El primer deber del iniciado
La Iniciación no es de orden meramente intelectual y no tiene por objeto satisfacer la curiosidad gracias a la revelación de ciertos misterios inasequibles al profano. Lo que nos viene a enseñar no es una ciencia más o menos oculta, ni una filosofía que nos diera la solución de todos los problemas: es un Arte, el arte de la Vida.
Ahora bien: la teoría puede ayudarnos a comprender mejor un arte; pero sin la práctica no existe el artista. De la misma manera, no es realmente iniciado quien no posea verdaderamente el arte iniciático y es, por tanto, de absoluta necesidad aprovechar todas las oportunidades para ponerle en práctica.
Por otra parte, ¿cómo podremos empezar a practicar el arte de vivir? Muy sencillamente, procurando ayudar a nuestro prójimo. La vida es un bien colectivo: no nos pertenece particularmente; para disfrutarla debemos participar de la vida de los demás, sufrir con los que sufren y dar cuanto de nosotros dependa para aliviar sus penas.

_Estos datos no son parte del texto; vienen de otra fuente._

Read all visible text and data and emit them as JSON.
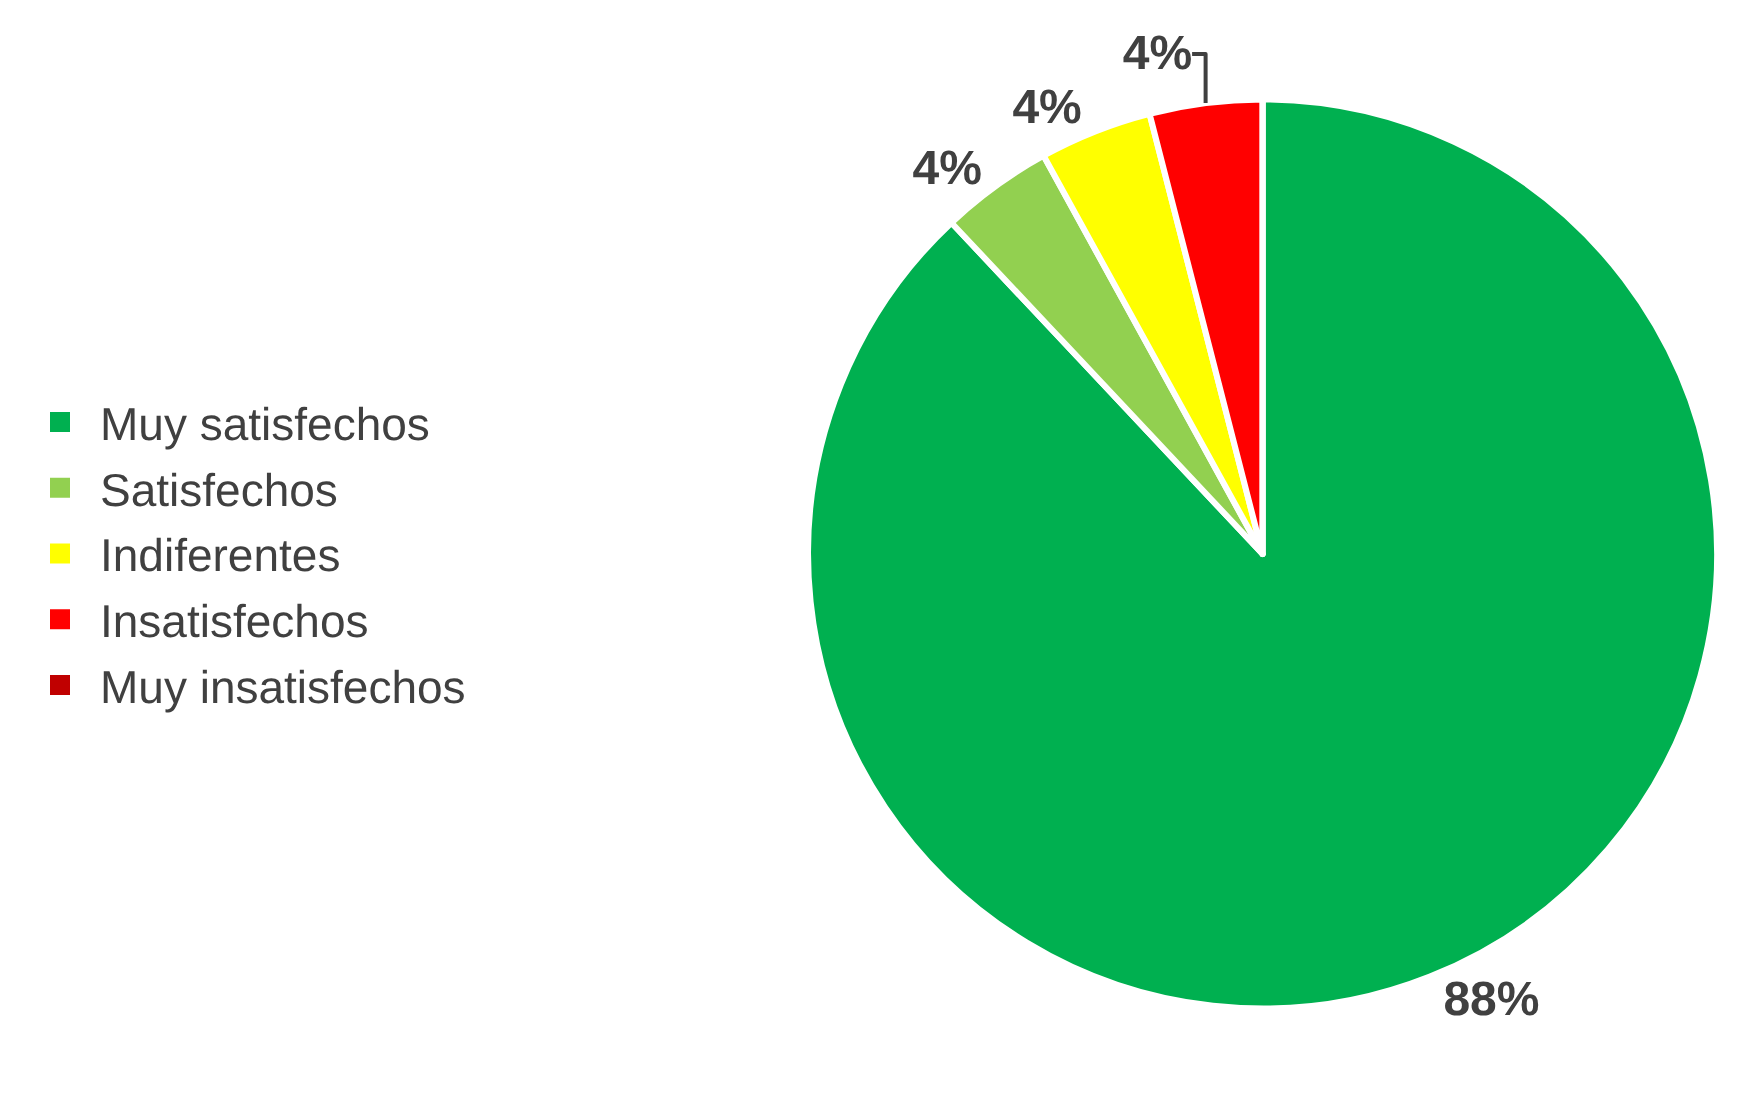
{
  "chart_data": {
    "type": "pie",
    "categories": [
      "Muy satisfechos",
      "Satisfechos",
      "Indiferentes",
      "Insatisfechos",
      "Muy insatisfechos"
    ],
    "values": [
      88,
      4,
      4,
      4,
      0
    ],
    "colors": [
      "#00b050",
      "#92d050",
      "#ffff00",
      "#ff0000",
      "#c00000"
    ],
    "value_labels": [
      "88%",
      "4%",
      "4%",
      "4%",
      null
    ],
    "legend": "left"
  }
}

Cuando en una Logia masónica el hermano hospitalario cumple su misión respecto al neófito, viene a recordarle que su primer deber es ayudar a los desgraciados. Podrá ver más adelante que nunca quedan olvidados los que están en el infortunio: en toda reunión masónica es obligación circular, antes de la clausura, el tronco de beneficencia.
Esta costumbre, que se observa en el mundo entero, da a la Francmasonería un carácter humanamente religioso que nunca tendrán las asociaciones profanas que pretendan revelarnos los misterios.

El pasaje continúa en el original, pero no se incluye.